16 november 1644 : de bon matin (départ) pour le voyage de Nisme en Languedoc disner à Pradelles où despensé 16 sols ; à Pranlas un picotin pour ma cavale et collation : 5 sols 6 deniers et souper et coucher à la Bastide, 23 sols.
17 november : partis à l'aube du jour de la Bastide, fus disner à Villefort au logis des trois rois, despensé 17 sols 6 deniers ; collation et picotin à Genolhac, 4 sols 6 deniers ; souper et coucher au Pradel chez le logis appelé Fornier, despensé 19 sols 9 deniers.

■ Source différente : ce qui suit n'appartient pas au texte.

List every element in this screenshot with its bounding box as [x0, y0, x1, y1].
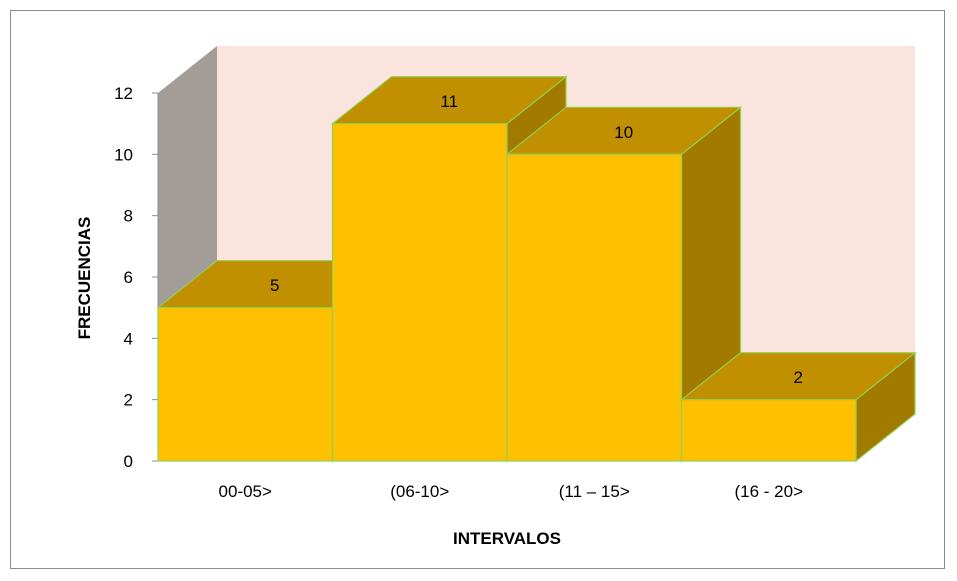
data-label: 2 [794, 368, 803, 387]
bar-front [680, 399, 857, 462]
data-label: 11 [440, 92, 458, 111]
y-tick-label: 6 [124, 268, 133, 287]
x-tick-label: (16 - 20> [734, 482, 803, 501]
x-tick-label: (06-10> [390, 482, 449, 501]
bar-front [331, 123, 508, 462]
bar-front [506, 153, 683, 462]
y-tick-label: 12 [114, 84, 133, 103]
bar-front [157, 307, 334, 462]
y-tick-label: 0 [124, 452, 133, 471]
y-tick-label: 10 [114, 145, 133, 164]
data-label: 10 [614, 123, 633, 142]
bar [679, 351, 917, 463]
y-tick-label: 2 [124, 391, 133, 410]
x-tick-label: 00-05> [219, 482, 272, 501]
x-tick-label: (11 – 15> [559, 482, 630, 501]
y-tick-label: 8 [124, 207, 133, 226]
y-tick-label: 4 [124, 329, 133, 348]
x-axis-title: INTERVALOS [453, 529, 561, 548]
data-label: 5 [270, 276, 279, 295]
y-axis-title: FRECUENCIAS [75, 217, 94, 340]
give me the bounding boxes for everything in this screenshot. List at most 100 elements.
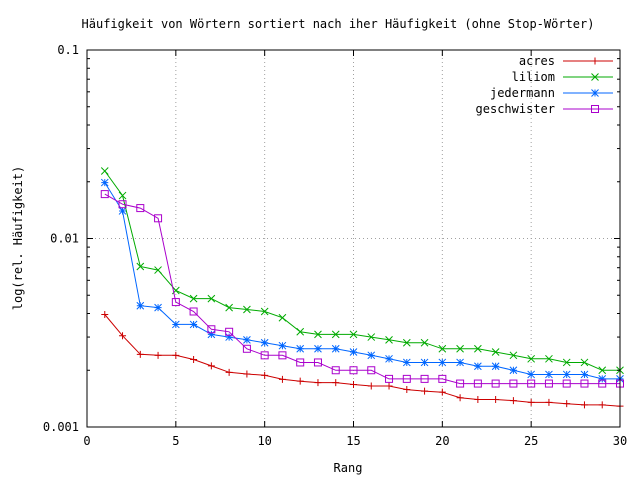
data-point-acres [545, 398, 553, 406]
data-point-liliom [474, 344, 482, 353]
data-point-jedermann [100, 178, 109, 187]
data-point-acres [527, 398, 535, 406]
data-point-liliom [438, 344, 447, 353]
data-point-acres [172, 351, 180, 359]
data-point-liliom [527, 354, 536, 363]
data-point-jedermann [598, 375, 607, 383]
data-point-jedermann [367, 351, 376, 360]
legend-item-liliom: liliom [512, 70, 613, 84]
legend-item-acres: acres [519, 54, 613, 68]
data-point-acres [225, 368, 233, 376]
legend: acres liliom jedermann geschwister [476, 54, 613, 116]
x-tick-label: 25 [524, 434, 538, 448]
data-point-geschwister [242, 344, 251, 353]
legend-item-geschwister: geschwister [476, 102, 613, 116]
data-point-acres [207, 362, 215, 370]
data-point-jedermann [171, 320, 180, 329]
data-point-geschwister [385, 374, 394, 383]
data-point-geschwister [154, 214, 163, 223]
data-point-geschwister [402, 374, 411, 383]
data-point-jedermann [136, 301, 145, 310]
data-point-jedermann [580, 370, 589, 379]
data-point-jedermann [402, 358, 411, 367]
data-point-liliom [331, 330, 340, 339]
series-line-geschwister [104, 193, 620, 385]
data-point-acres [385, 382, 393, 390]
data-point-acres [563, 400, 571, 408]
data-point-jedermann [385, 354, 393, 363]
data-point-geschwister [473, 379, 482, 388]
data-point-geschwister [207, 325, 216, 334]
data-point-liliom [545, 354, 553, 363]
data-point-acres [190, 356, 198, 364]
y-tick-label: 0.1 [57, 43, 79, 57]
data-point-jedermann [456, 358, 464, 367]
data-point-jedermann [278, 341, 287, 350]
data-point-acres [509, 397, 517, 405]
data-point-geschwister [509, 379, 518, 388]
data-point-geschwister [367, 366, 376, 375]
data-point-acres [119, 332, 127, 340]
data-point-jedermann [314, 344, 322, 353]
data-point-geschwister [136, 204, 145, 213]
x-tick-label: 5 [172, 434, 179, 448]
data-point-liliom [100, 167, 109, 175]
data-point-liliom [225, 303, 233, 312]
data-point-liliom [243, 305, 251, 314]
data-point-acres [580, 401, 588, 409]
data-point-acres [598, 401, 606, 409]
data-point-geschwister [296, 358, 305, 367]
data-point-geschwister [100, 190, 109, 199]
data-point-geschwister [562, 379, 571, 388]
x-axis-label: Rang [334, 461, 363, 475]
data-point-acres [332, 379, 340, 387]
data-point-liliom [402, 338, 411, 347]
data-point-geschwister [349, 366, 358, 375]
x-tick-label: 0 [83, 434, 90, 448]
x-tick-label: 30 [613, 434, 627, 448]
data-point-liliom [278, 313, 287, 322]
legend-marker-geschwister [591, 105, 599, 113]
data-point-acres [350, 381, 357, 389]
series-jedermann [100, 178, 624, 383]
data-point-acres [403, 386, 411, 394]
data-point-geschwister [491, 379, 500, 388]
data-point-liliom [207, 294, 216, 303]
data-point-geschwister [331, 366, 340, 375]
data-point-acres [492, 395, 500, 403]
data-point-liliom [491, 348, 500, 356]
data-point-jedermann [438, 358, 447, 367]
data-point-acres [314, 379, 322, 387]
data-point-liliom [598, 366, 607, 375]
data-point-jedermann [545, 370, 553, 379]
data-point-liliom [562, 358, 571, 367]
data-point-acres [101, 311, 109, 319]
legend-marker-acres [591, 57, 599, 65]
data-point-geschwister [171, 298, 180, 307]
data-point-jedermann [118, 207, 127, 215]
data-point-geschwister [544, 379, 553, 388]
data-point-acres [278, 375, 286, 383]
legend-label: acres [519, 54, 555, 68]
data-point-liliom [367, 333, 376, 341]
data-point-acres [261, 371, 269, 379]
legend-marker-liliom [591, 73, 599, 81]
data-point-liliom [509, 351, 518, 360]
chart-title: Häufigkeit von Wörtern sortiert nach ihe… [82, 17, 595, 31]
data-point-liliom [349, 330, 358, 339]
axis-ticks: 0 5 10 15 20 25 30 0.001 0.01 0.1 [43, 43, 627, 448]
data-point-geschwister [118, 200, 127, 209]
data-point-liliom [189, 294, 198, 303]
data-point-geschwister [260, 351, 269, 360]
data-point-liliom [314, 330, 322, 339]
x-tick-label: 20 [435, 434, 449, 448]
data-point-jedermann [225, 333, 233, 341]
data-point-geschwister [420, 374, 429, 383]
data-point-liliom [260, 307, 269, 316]
data-point-jedermann [154, 303, 162, 312]
legend-label: liliom [512, 70, 555, 84]
data-point-jedermann [527, 370, 536, 379]
data-point-jedermann [420, 358, 429, 367]
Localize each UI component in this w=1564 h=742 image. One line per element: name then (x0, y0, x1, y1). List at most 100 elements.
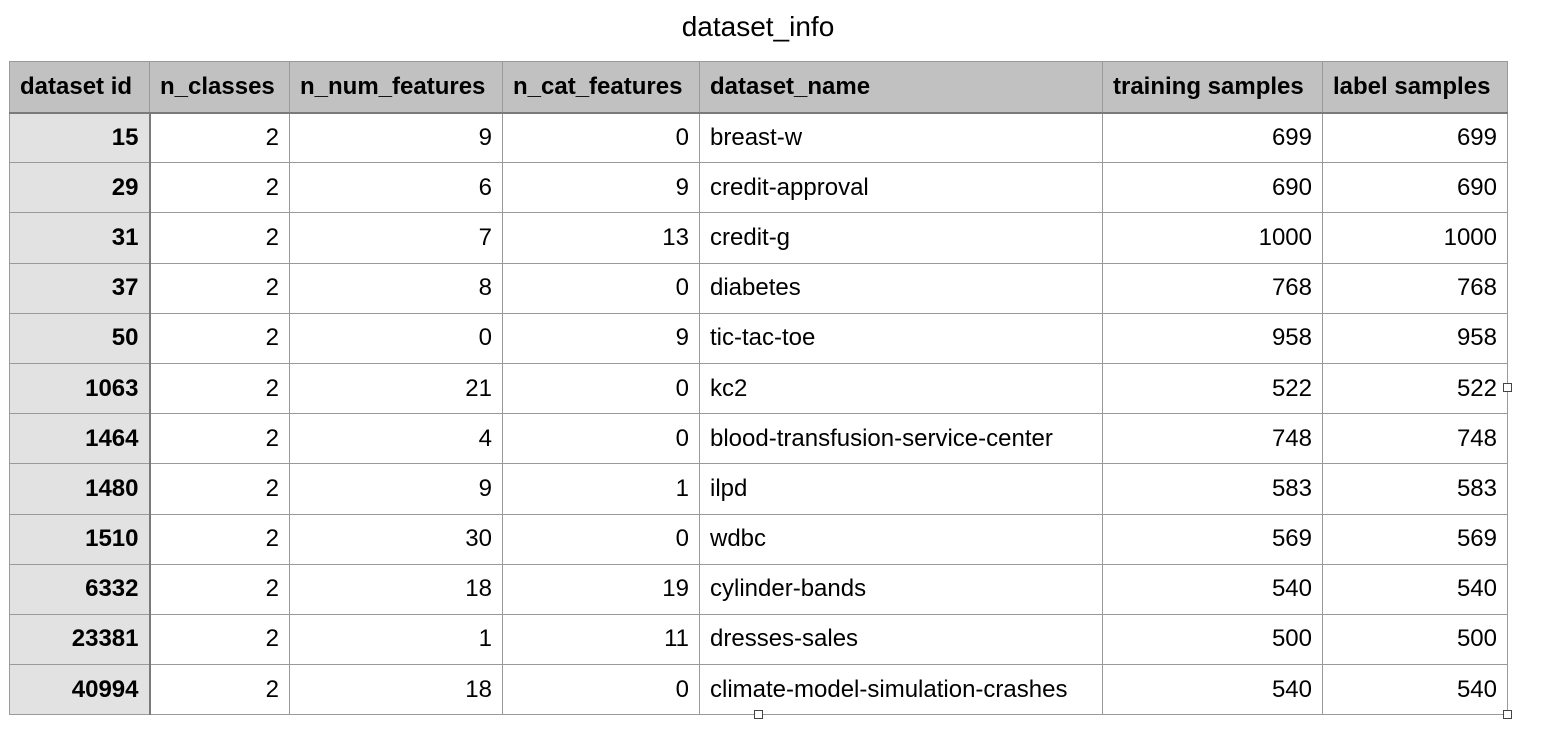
table-row[interactable]: 31 2 7 13 credit-g 1000 1000 (9, 212, 1508, 264)
cell-n-cat-features[interactable]: 0 (502, 111, 700, 164)
cell-n-cat-features[interactable]: 1 (502, 463, 700, 515)
cell-n-num-features[interactable]: 21 (289, 362, 503, 415)
cell-label-samples[interactable]: 500 (1322, 613, 1508, 666)
cell-n-num-features[interactable]: 9 (289, 111, 503, 164)
cell-training-samples[interactable]: 699 (1102, 111, 1323, 164)
table-row[interactable]: 1464 2 4 0 blood-transfusion-service-center 7… (9, 413, 1508, 465)
cell-dataset-id[interactable]: 50 (9, 312, 151, 364)
cell-dataset-id[interactable]: 1480 (9, 463, 151, 515)
cell-training-samples[interactable]: 748 (1102, 413, 1323, 465)
cell-dataset-name[interactable]: credit-approval (699, 162, 1103, 214)
cell-dataset-name[interactable]: diabetes (699, 262, 1103, 314)
cell-n-num-features[interactable]: 4 (289, 413, 503, 465)
cell-n-cat-features[interactable]: 0 (502, 664, 700, 716)
cell-training-samples[interactable]: 569 (1102, 513, 1323, 565)
cell-n-num-features[interactable]: 6 (289, 162, 503, 214)
column-header-n-num-features[interactable]: n_num_features (289, 61, 503, 114)
table-row[interactable]: 37 2 8 0 diabetes 768 768 (9, 262, 1508, 314)
table-row[interactable]: 1510 2 30 0 wdbc 569 569 (9, 513, 1508, 565)
cell-n-num-features[interactable]: 7 (289, 212, 503, 264)
data-table[interactable]: dataset id n_classes n_num_features n_ca… (9, 61, 1508, 716)
cell-dataset-id[interactable]: 6332 (9, 563, 151, 615)
cell-n-classes[interactable]: 2 (149, 413, 290, 465)
cell-dataset-name[interactable]: climate-model-simulation-crashes (699, 664, 1103, 716)
cell-dataset-id[interactable]: 1510 (9, 513, 151, 565)
cell-n-cat-features[interactable]: 0 (502, 413, 700, 465)
cell-dataset-id[interactable]: 15 (9, 111, 151, 164)
cell-training-samples[interactable]: 540 (1102, 563, 1323, 615)
cell-n-classes[interactable]: 2 (149, 563, 290, 615)
resize-handle-right[interactable] (1503, 383, 1512, 392)
column-header-label-samples[interactable]: label samples (1322, 61, 1508, 114)
cell-n-classes[interactable]: 2 (149, 162, 290, 214)
table-row[interactable]: 1063 2 21 0 kc2 522 522 (9, 362, 1508, 415)
cell-n-cat-features[interactable]: 0 (502, 362, 700, 415)
cell-n-cat-features[interactable]: 0 (502, 262, 700, 314)
cell-n-classes[interactable]: 2 (149, 212, 290, 264)
cell-dataset-id[interactable]: 29 (9, 162, 151, 214)
cell-label-samples[interactable]: 699 (1322, 111, 1508, 164)
cell-n-cat-features[interactable]: 11 (502, 613, 700, 666)
cell-n-cat-features[interactable]: 9 (502, 312, 700, 364)
cell-n-cat-features[interactable]: 13 (502, 212, 700, 264)
column-header-training-samples[interactable]: training samples (1102, 61, 1323, 114)
cell-dataset-name[interactable]: dresses-sales (699, 613, 1103, 666)
cell-n-classes[interactable]: 2 (149, 463, 290, 515)
cell-n-classes[interactable]: 2 (149, 513, 290, 565)
cell-label-samples[interactable]: 690 (1322, 162, 1508, 214)
cell-training-samples[interactable]: 690 (1102, 162, 1323, 214)
cell-dataset-name[interactable]: ilpd (699, 463, 1103, 515)
column-header-dataset-name[interactable]: dataset_name (699, 61, 1103, 114)
cell-label-samples[interactable]: 958 (1322, 312, 1508, 364)
cell-n-classes[interactable]: 2 (149, 312, 290, 364)
column-header-n-cat-features[interactable]: n_cat_features (502, 61, 700, 114)
resize-handle-bottom[interactable] (754, 710, 763, 719)
table-row[interactable]: 23381 2 1 11 dresses-sales 500 500 (9, 613, 1508, 666)
cell-training-samples[interactable]: 583 (1102, 463, 1323, 515)
cell-training-samples[interactable]: 768 (1102, 262, 1323, 314)
cell-n-cat-features[interactable]: 19 (502, 563, 700, 615)
cell-label-samples[interactable]: 522 (1322, 362, 1508, 415)
cell-dataset-name[interactable]: cylinder-bands (699, 563, 1103, 615)
cell-label-samples[interactable]: 569 (1322, 513, 1508, 565)
table-row[interactable]: 29 2 6 9 credit-approval 690 690 (9, 162, 1508, 214)
cell-n-cat-features[interactable]: 9 (502, 162, 700, 214)
cell-label-samples[interactable]: 748 (1322, 413, 1508, 465)
cell-n-num-features[interactable]: 8 (289, 262, 503, 314)
cell-training-samples[interactable]: 1000 (1102, 212, 1323, 264)
cell-training-samples[interactable]: 958 (1102, 312, 1323, 364)
cell-dataset-id[interactable]: 31 (9, 212, 151, 264)
cell-n-num-features[interactable]: 18 (289, 664, 503, 716)
cell-n-classes[interactable]: 2 (149, 111, 290, 164)
table-row[interactable]: 1480 2 9 1 ilpd 583 583 (9, 463, 1508, 515)
cell-dataset-name[interactable]: tic-tac-toe (699, 312, 1103, 364)
cell-dataset-id[interactable]: 37 (9, 262, 151, 314)
column-header-n-classes[interactable]: n_classes (149, 61, 290, 114)
cell-label-samples[interactable]: 540 (1322, 664, 1508, 716)
table-row[interactable]: 40994 2 18 0 climate-model-simulation-crashe… (9, 664, 1508, 716)
cell-dataset-id[interactable]: 1464 (9, 413, 151, 465)
cell-training-samples[interactable]: 540 (1102, 664, 1323, 716)
cell-n-num-features[interactable]: 9 (289, 463, 503, 515)
cell-dataset-id[interactable]: 40994 (9, 664, 151, 716)
cell-n-cat-features[interactable]: 0 (502, 513, 700, 565)
cell-dataset-id[interactable]: 1063 (9, 362, 151, 415)
cell-training-samples[interactable]: 522 (1102, 362, 1323, 415)
cell-training-samples[interactable]: 500 (1102, 613, 1323, 666)
column-header-dataset-id[interactable]: dataset id (9, 61, 150, 114)
resize-handle-corner[interactable] (1503, 710, 1512, 719)
cell-label-samples[interactable]: 583 (1322, 463, 1508, 515)
cell-dataset-id[interactable]: 23381 (9, 613, 151, 666)
table-row[interactable]: 6332 2 18 19 cylinder-bands 540 540 (9, 563, 1508, 615)
cell-n-num-features[interactable]: 1 (289, 613, 503, 666)
cell-n-classes[interactable]: 2 (149, 613, 290, 666)
cell-n-num-features[interactable]: 18 (289, 563, 503, 615)
cell-dataset-name[interactable]: credit-g (699, 212, 1103, 264)
cell-label-samples[interactable]: 1000 (1322, 212, 1508, 264)
cell-label-samples[interactable]: 768 (1322, 262, 1508, 314)
cell-label-samples[interactable]: 540 (1322, 563, 1508, 615)
table-row[interactable]: 15 2 9 0 breast-w 699 699 (9, 111, 1508, 164)
cell-dataset-name[interactable]: breast-w (699, 111, 1103, 164)
table-row[interactable]: 50 2 0 9 tic-tac-toe 958 958 (9, 312, 1508, 364)
cell-dataset-name[interactable]: kc2 (699, 362, 1103, 415)
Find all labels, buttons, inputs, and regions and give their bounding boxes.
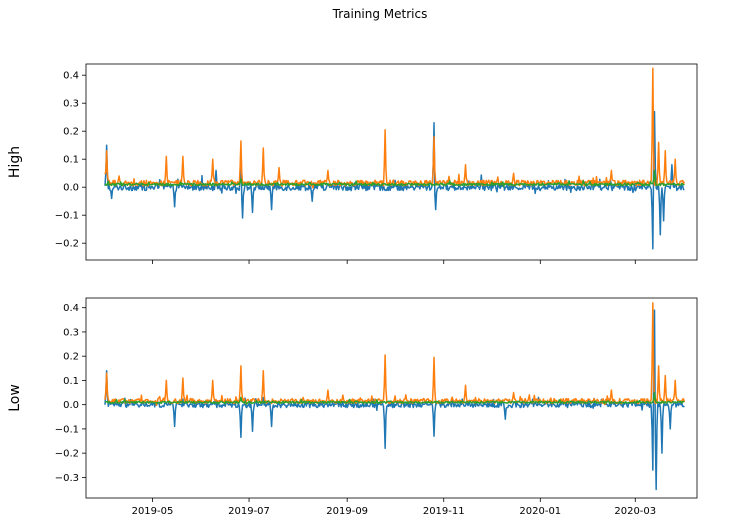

18 november : parti du Pradel au lever du jour, l'Abbé Aulanier dîne à la Lège d'Alais où il dépense 23 sols 3 deniers pour lui et son cheval ; il fait collation et donne l'avoine à la Barraque de la Bitarelle où 9 sols 6 deniers sont dépensés ; et enfin il arrive pour souper et coucher à Nismes ce qui lui coûte 25 sols 9 deniers compris 2 sols au port.

P. Grelet de la Deyte, à la fin du XVIIe siècle, a fait deux voyages entre le Puy et Montperlier:
« Jey fait deux voyages en la ville de Montpellier … savoir au mois de juin de l'année 1681 et l'autre au mois de janvier 1692. Pour y aller il faut passer du Puy à Bisac, à Costerot, à la Sauvetat, à Pradelles, à Langonhe, à Luc, à Pranla, à Regletout, à la chapelle Saint Thomas, au Tord, à la Molete, à la Garde Guérin, à Bayard, à Villefort, à Viluy, à Genoulhac, à Chamber Rigau, à Porte, au Pradel, au Maviau, à Saint Martin, à la ville d'Allex, à la Taverne, auquel lieu il faut passer la rivière du Gardon, à Ladinghan, à Crepian et à la chapelle, à la ville de Soumiere, à Formaingnhe, au Pont Neuf et à Montpellier. D'icy à Montpellier il y a environ 35 lieux. »  PAYRARD, J.B. Petites éphémérides vellaviennes. 1889, Le Puy. " Le livre de raison de Louis Jouve " dans Bulletin historique et scientifique de l'Auvergne. Tome XXXIII, n°603, 1964.